Super cluster with gateways sending multiple copies

nats-io / nats-streaming-server

NATS Streaming System Server

https://nats.io

Apache License 2.0

2.51k stars 283 forks source link

Super cluster with gateways sending multiple copies #1083

Closed wilstoff closed 4 years ago

wilstoff commented 4 years ago

Currently we have a super cluster setup with 3 data centers each with 3 nodes each. Each data center cluster is configured as a cluster within the data center and has gateway configurations for the other data center nodes. When we have this configuration every stan publish is heard 3 times by subscribers. If we only have a single cluster with 3 nodes we get the expected behavior of 1 message per publish. These aren't replayed messages, but it seems like multiple clusters are trying to send the message to the subscriber at the same time. First off is this a valid configuration or are we using it incorrectly? What is the recommended configuration for a 3 data center 3 node cluster per data center? Do we have to do a full mesh cluster? Note we embed nats and it does not duplicate the message when we publish. e.g.

listen: hostA:4222
http_port: 8222
debug: True
trace: False
max_pending: 268435456
max_payload: 10000000
write_deadline: 5s
cluster: {
  listen: hostA:5222
  routes: [nats-route://hostA:5222, nats-route://hostB:5222, nats-route://hostC:5222]
}
streaming: {
  cluster_id: belvedere_streaming
  store: file
  dir: /var/cache/nats1
  store_limits: {
    ...
    }
  }
  cluster: {
      node_id: A
      peers: [B, C]
      log_path: /var/cache/nats_stream1
  }
}
gateway: {
  name: DATACENTER1
  listen: hostA:7222
  gateways: [{name: "DATACENTER2", urls: ["nats:/hostD:7222", "nats://hostE:7222", "nats://hostF:7222"]}, {name: "DATACENTER3", urls: ["nats://hostG:7222", "nats://hostH:7222", "nats://hostI:7222"]}]
  reject_unknown: True

}

kozlovic commented 4 years ago

You can't have same cluster ID not clustered together. Yes, this is same than https://github.com/nats-io/nats-streaming-server/issues/1054.
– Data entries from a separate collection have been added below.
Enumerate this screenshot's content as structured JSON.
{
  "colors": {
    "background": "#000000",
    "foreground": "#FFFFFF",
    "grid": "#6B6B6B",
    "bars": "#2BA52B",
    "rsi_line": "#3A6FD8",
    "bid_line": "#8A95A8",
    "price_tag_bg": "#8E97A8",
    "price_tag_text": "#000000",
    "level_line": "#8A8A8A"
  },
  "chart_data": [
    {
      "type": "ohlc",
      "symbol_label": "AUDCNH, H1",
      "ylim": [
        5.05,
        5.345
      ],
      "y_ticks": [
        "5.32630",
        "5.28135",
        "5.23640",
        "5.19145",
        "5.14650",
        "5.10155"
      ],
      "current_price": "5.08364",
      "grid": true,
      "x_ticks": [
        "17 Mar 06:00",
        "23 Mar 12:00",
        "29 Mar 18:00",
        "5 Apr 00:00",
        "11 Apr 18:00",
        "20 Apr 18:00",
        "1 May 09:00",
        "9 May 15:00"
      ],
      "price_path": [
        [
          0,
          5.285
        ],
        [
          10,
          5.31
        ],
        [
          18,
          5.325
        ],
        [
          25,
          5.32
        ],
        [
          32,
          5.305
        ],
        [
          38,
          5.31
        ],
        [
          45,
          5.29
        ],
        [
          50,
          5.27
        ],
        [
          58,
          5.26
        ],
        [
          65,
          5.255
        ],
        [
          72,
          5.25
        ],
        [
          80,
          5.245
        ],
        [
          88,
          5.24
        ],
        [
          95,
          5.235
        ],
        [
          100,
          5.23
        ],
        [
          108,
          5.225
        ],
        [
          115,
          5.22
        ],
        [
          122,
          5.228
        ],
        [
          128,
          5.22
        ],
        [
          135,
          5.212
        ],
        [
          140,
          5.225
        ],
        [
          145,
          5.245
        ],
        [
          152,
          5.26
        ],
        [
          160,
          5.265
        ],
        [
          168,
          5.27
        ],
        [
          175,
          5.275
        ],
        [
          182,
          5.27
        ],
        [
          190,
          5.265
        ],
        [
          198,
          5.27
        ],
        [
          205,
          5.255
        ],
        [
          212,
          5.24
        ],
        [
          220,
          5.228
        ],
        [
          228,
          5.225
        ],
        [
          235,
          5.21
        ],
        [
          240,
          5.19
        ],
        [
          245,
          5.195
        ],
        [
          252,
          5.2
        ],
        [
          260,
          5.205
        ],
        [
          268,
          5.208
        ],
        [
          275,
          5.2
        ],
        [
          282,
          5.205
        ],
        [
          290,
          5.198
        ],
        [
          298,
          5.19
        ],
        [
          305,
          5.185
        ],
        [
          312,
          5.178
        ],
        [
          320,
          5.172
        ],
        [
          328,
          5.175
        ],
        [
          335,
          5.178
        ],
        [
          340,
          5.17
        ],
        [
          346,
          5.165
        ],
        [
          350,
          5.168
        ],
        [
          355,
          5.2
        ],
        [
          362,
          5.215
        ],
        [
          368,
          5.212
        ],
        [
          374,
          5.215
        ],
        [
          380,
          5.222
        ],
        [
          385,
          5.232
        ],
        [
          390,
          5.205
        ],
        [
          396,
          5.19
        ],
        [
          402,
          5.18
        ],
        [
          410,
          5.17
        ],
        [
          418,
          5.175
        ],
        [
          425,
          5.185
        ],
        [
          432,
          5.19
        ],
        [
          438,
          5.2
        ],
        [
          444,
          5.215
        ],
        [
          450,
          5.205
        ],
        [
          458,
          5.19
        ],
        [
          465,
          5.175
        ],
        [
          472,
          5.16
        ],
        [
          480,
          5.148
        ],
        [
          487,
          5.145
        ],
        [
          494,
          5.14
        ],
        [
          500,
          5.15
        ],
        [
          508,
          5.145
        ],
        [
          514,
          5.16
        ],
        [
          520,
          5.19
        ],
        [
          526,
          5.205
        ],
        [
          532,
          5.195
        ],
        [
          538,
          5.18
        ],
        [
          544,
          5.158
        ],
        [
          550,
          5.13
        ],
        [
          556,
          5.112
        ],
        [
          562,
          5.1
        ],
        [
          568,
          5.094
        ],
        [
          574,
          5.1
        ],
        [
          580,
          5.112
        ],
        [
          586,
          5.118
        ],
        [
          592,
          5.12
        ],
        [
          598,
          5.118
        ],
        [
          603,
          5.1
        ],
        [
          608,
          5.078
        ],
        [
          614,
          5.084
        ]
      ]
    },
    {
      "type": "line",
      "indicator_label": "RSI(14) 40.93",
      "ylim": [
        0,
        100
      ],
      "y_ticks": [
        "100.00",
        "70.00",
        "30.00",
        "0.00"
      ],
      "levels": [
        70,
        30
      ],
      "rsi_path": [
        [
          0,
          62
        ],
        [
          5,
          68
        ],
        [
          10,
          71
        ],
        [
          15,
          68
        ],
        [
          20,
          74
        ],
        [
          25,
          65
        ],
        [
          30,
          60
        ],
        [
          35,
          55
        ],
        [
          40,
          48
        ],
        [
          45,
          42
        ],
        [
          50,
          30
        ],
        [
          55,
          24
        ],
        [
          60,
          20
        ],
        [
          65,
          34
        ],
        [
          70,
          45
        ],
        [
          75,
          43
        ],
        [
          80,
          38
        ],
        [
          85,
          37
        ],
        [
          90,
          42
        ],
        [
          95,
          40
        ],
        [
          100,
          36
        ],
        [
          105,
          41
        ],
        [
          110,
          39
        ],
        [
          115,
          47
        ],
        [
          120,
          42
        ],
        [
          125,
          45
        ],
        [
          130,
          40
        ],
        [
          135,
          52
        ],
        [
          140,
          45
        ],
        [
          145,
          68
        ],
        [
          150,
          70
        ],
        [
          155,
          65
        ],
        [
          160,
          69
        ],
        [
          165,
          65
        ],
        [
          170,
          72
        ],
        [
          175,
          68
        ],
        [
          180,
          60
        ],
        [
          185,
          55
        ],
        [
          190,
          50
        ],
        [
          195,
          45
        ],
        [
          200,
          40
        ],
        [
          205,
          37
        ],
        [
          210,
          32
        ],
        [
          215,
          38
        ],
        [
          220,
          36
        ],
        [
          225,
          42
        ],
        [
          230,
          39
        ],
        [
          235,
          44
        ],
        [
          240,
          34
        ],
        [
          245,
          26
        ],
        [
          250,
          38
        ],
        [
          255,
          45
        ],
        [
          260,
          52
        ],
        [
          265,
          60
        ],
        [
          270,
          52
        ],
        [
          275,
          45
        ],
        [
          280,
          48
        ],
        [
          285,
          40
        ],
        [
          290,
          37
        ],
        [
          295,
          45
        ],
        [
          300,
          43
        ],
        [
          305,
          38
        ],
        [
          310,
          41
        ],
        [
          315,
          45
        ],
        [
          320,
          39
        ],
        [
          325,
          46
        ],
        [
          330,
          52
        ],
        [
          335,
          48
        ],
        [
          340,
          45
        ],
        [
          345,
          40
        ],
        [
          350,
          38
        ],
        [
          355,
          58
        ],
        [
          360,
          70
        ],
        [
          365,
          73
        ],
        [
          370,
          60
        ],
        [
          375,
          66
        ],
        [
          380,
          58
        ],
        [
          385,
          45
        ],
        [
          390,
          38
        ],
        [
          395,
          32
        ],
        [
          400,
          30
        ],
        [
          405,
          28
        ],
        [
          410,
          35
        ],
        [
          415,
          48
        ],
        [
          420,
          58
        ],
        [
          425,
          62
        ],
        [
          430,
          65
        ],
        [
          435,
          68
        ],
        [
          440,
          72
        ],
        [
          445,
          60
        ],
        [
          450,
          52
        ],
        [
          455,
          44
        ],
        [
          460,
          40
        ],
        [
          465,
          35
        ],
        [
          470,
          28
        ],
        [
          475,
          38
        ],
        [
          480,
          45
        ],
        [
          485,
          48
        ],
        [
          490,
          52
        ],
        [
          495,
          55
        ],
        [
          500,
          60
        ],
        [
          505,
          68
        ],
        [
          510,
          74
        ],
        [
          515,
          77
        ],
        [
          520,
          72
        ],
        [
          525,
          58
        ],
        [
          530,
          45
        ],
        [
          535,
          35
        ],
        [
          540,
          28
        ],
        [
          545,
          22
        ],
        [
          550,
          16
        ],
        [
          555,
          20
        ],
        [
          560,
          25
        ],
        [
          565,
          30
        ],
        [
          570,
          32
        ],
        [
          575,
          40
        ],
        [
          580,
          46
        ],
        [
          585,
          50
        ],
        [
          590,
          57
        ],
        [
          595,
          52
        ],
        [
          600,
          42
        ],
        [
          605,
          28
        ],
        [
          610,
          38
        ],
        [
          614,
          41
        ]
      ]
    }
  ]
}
You either have a single cluster that spans all DCs, but I would not recommend that at all, or you have to have replication across each cluster.

wilstoff commented 4 years ago

So the solution to avoid duplication, but have the same cluster id on all 9 nodes (since messages/topics can go cross site) would be to use: https://github.com/nats-io/nats-replicator?

kozlovic commented 4 years ago

No, you can't have the same cluster ID. Since they are part of the same NATS network (super-cluster), you would not prevent messages to be handled by each Streaming cluster in each DC. They have to be a different cluster ID. To replicate data, then yes, some users use nats-replicator.

wilstoff commented 4 years ago

I'm sorry i'm not really grasping the solution for us right now.

Our requirements are: 1) any topic can be published or subscribed to from any data center 2) clients within a data center will connect to only the servers within that data center (we config this on startup) 3) each message isn't duplicated when received from subscribers (except in the event of replay after timeout)

What is the best path forward? We've tried changing the streaming -> cluster_id config to one per data center (to match how the actual clusters are setup) and that doesn't correctly forward stan messages between the data centers.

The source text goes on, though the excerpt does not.